Starring Byung-hun Lee ( A Bittersweet Life, The Good, the Bad, the Weird, G.I. Joe: The Rise of Cobra) and Min-sik Choi (The Quiet Family, Oldboy, Crying Fist, Lady Vengeance) and directed by Jee-woon Kim (The Quiet Family, A Tale of Two Sisters, A Bittersweet Life, The Good, the Bad, the Weird), I Saw the Devil is devilishly hard to watch.
The film opens with a young girl, Joo-yeon, who is travelling by car through a snow covered countryside. Her car tyre goes flat and while she is waiting for the breakdown service to arrive, she calls her fiance Kim Soo-hyeon (Byung-hun Lee), who works for the Korean Secret Service. While she is talking to Kim a man comes up, Kyung-chul (Min-sik Choi) and offers to change her tyre for her.
Joo-yeon refuses and the man leaves only to return with a hammer to smash her window in with. He strikes her with the hammer and takes her unconscious body away. Kim is understandably upset that his fiancée is in danger. Kyung-chul in the meantime has raped and murdered Joo-yeon. Afterwards he cuts her body up and scatters the pieces around the countryside.
Joo-yeon’s father is a policeman, a squad leader and he is present when the police find Joo-yeon’s head. Kim Soo-yeon uses a suspect list that Joo-yeon’s father has to find the murderer. He vows to get revenge for his fiancée’s death.
Jee-woon Kim, has made a powerful and disturbing film. I Saw the Devil could be described as a modern morality tale. Kim Soo-hyeon’s cold determination to catch his fiancée’s killer, has him brutally questioning the suspects to narrow down his search for the killer. When he finally discovers that it is Kyung-chul, he begins a series of violent and gory retribution against him.

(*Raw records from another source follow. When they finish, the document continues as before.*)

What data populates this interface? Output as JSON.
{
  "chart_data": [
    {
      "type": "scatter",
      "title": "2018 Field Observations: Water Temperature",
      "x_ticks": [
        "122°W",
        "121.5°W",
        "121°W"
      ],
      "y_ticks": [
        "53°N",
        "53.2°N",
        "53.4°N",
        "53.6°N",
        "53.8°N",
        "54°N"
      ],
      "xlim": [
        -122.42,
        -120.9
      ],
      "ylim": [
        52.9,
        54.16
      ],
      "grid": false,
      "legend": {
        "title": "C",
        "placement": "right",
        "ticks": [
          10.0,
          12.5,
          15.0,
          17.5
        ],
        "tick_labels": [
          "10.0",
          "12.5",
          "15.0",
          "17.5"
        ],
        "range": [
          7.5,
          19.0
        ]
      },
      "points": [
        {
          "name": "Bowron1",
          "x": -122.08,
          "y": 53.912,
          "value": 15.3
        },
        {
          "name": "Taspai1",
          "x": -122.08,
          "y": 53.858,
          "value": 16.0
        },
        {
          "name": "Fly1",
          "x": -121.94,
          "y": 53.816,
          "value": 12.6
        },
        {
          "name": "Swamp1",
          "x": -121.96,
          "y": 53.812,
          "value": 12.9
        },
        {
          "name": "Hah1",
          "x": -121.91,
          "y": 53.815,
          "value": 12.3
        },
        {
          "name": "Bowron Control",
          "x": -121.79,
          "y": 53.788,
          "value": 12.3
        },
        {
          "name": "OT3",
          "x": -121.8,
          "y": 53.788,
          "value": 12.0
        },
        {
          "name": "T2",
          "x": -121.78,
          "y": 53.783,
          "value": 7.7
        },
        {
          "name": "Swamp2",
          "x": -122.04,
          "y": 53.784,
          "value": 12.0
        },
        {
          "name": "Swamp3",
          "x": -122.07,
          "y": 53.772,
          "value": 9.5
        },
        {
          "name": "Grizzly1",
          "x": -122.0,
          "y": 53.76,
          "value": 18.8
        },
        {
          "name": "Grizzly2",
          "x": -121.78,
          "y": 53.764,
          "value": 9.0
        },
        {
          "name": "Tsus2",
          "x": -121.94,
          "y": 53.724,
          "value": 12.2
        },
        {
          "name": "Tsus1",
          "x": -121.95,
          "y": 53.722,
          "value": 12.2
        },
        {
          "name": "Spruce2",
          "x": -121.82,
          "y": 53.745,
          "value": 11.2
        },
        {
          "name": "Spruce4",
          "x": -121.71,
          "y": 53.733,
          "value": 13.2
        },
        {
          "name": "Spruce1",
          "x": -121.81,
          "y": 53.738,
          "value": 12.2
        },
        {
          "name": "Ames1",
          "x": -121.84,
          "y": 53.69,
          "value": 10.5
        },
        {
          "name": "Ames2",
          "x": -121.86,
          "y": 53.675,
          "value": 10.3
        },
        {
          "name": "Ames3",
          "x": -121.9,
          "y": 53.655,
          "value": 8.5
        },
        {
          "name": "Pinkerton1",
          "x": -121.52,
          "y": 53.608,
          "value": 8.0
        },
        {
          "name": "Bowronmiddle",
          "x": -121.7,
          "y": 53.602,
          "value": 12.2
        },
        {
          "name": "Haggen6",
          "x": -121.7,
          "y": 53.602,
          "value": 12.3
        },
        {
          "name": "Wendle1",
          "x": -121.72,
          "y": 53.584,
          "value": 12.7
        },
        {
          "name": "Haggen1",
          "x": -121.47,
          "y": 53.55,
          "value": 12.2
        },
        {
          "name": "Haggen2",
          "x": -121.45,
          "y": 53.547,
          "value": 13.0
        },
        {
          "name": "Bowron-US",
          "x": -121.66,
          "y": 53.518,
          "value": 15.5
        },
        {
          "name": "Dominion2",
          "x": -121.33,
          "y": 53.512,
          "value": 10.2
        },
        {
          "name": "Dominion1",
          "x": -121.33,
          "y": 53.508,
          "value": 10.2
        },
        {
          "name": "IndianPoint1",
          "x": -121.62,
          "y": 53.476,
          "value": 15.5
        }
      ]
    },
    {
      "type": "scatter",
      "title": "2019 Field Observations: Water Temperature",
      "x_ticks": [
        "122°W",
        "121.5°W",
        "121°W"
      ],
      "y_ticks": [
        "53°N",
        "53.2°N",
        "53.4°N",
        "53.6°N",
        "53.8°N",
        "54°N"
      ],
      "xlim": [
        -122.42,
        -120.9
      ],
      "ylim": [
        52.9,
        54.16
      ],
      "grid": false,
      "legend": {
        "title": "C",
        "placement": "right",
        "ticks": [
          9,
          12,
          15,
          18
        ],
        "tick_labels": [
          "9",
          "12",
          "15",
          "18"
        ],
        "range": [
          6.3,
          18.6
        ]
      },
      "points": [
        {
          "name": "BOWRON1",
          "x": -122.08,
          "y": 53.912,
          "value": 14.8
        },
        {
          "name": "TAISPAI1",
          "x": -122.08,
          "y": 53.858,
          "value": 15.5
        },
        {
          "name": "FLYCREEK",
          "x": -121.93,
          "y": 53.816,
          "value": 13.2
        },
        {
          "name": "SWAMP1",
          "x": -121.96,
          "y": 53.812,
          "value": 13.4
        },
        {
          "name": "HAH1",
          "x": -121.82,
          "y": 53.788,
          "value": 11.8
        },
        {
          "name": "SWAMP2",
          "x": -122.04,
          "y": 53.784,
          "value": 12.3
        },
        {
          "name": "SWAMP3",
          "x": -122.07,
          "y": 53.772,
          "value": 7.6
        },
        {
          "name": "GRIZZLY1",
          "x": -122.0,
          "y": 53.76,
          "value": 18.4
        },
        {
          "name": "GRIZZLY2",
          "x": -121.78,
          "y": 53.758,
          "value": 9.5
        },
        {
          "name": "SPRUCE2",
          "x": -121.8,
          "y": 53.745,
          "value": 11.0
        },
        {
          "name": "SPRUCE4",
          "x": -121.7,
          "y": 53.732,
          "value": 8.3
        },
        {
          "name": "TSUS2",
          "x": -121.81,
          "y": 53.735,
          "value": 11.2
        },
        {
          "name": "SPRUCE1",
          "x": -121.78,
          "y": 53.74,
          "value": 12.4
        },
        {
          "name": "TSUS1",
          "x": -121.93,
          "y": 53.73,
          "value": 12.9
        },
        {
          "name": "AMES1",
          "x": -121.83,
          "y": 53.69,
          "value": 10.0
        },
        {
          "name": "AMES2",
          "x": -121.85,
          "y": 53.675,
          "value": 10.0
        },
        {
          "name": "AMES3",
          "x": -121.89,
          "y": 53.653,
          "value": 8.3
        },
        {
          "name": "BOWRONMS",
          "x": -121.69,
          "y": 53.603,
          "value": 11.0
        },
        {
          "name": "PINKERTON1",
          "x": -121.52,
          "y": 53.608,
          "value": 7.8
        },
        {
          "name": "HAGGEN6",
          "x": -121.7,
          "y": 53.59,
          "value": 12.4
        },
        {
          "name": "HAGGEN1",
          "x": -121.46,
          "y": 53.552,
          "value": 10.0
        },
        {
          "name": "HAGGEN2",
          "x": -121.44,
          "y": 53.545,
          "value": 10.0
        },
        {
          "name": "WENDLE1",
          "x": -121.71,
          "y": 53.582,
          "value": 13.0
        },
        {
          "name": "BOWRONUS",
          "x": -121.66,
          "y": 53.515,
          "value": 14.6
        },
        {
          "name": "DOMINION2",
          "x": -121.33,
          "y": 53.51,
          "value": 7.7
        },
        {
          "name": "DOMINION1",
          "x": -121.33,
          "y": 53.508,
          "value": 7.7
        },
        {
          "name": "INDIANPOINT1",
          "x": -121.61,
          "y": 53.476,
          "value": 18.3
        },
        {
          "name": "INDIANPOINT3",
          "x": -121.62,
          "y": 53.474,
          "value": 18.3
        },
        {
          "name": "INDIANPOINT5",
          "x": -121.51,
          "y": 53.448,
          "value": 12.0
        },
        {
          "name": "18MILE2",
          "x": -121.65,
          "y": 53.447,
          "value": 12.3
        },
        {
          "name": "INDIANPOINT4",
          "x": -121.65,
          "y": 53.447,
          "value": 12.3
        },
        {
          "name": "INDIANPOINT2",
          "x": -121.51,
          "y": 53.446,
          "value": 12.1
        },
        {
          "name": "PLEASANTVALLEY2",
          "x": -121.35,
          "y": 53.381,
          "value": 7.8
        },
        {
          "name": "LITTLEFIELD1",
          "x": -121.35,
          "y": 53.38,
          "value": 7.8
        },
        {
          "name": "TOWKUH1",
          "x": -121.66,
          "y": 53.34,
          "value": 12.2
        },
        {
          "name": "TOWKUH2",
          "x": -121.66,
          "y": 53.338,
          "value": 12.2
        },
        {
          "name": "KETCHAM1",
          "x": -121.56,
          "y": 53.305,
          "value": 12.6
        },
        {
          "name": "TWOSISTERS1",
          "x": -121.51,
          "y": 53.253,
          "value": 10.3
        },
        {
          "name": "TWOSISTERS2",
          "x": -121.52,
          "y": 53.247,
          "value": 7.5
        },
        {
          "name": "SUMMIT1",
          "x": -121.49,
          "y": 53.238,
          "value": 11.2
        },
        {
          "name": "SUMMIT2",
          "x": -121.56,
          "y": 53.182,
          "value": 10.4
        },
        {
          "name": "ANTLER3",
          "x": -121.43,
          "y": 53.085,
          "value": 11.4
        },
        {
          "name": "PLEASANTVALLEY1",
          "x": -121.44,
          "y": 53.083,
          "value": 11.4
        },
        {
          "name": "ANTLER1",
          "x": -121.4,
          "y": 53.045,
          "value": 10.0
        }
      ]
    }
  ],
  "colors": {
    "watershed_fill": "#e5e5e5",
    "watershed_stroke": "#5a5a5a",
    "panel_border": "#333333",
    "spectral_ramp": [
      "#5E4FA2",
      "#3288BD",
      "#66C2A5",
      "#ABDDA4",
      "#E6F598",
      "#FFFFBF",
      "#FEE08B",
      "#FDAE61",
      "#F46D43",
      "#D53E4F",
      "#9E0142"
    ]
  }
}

Kyung-chul though is a different animal from the usual sexual predator. He is actually a predator, full stop. Kim’s brutal torturing of Kyung-chul just makes things worse. Kim finds out, to his horror, that Kyung-chul is a twisted type A personality, a ‘right-man’ who will not stop until he has either won or died.
When Kyung-chul finds out who has been tracking him and injuring him repeatedly, he vows his own revenge on Kim Soo-yeon. A deadly cat and mouse game between the two ensues, with Kim having to sink to the same level of evil as Kyung-chul.
The film was excruciating to watch. The rape scenes were uncomfortable and horrible. The scenes of retribution against Min-sik’s character, although satisfying, were equally horrible to watch. Although we feel the rage that Kim feels and that the actions he takes are justified. We cannot help but be saddened by the toll it takes him and on everyone involved.
The police are frustrated and angry, Kim begins to lose his grip on normalcy and everyone peripherally involved gets caught up in the action.
This is the latest offering from Jee-woon Kim, one of the best directors in South Korea. If you are a Jee-woon fan you will not want to miss this film. If you are not aware of Jee-woon Kim’s work, it is a good introduction to his prowess as a director.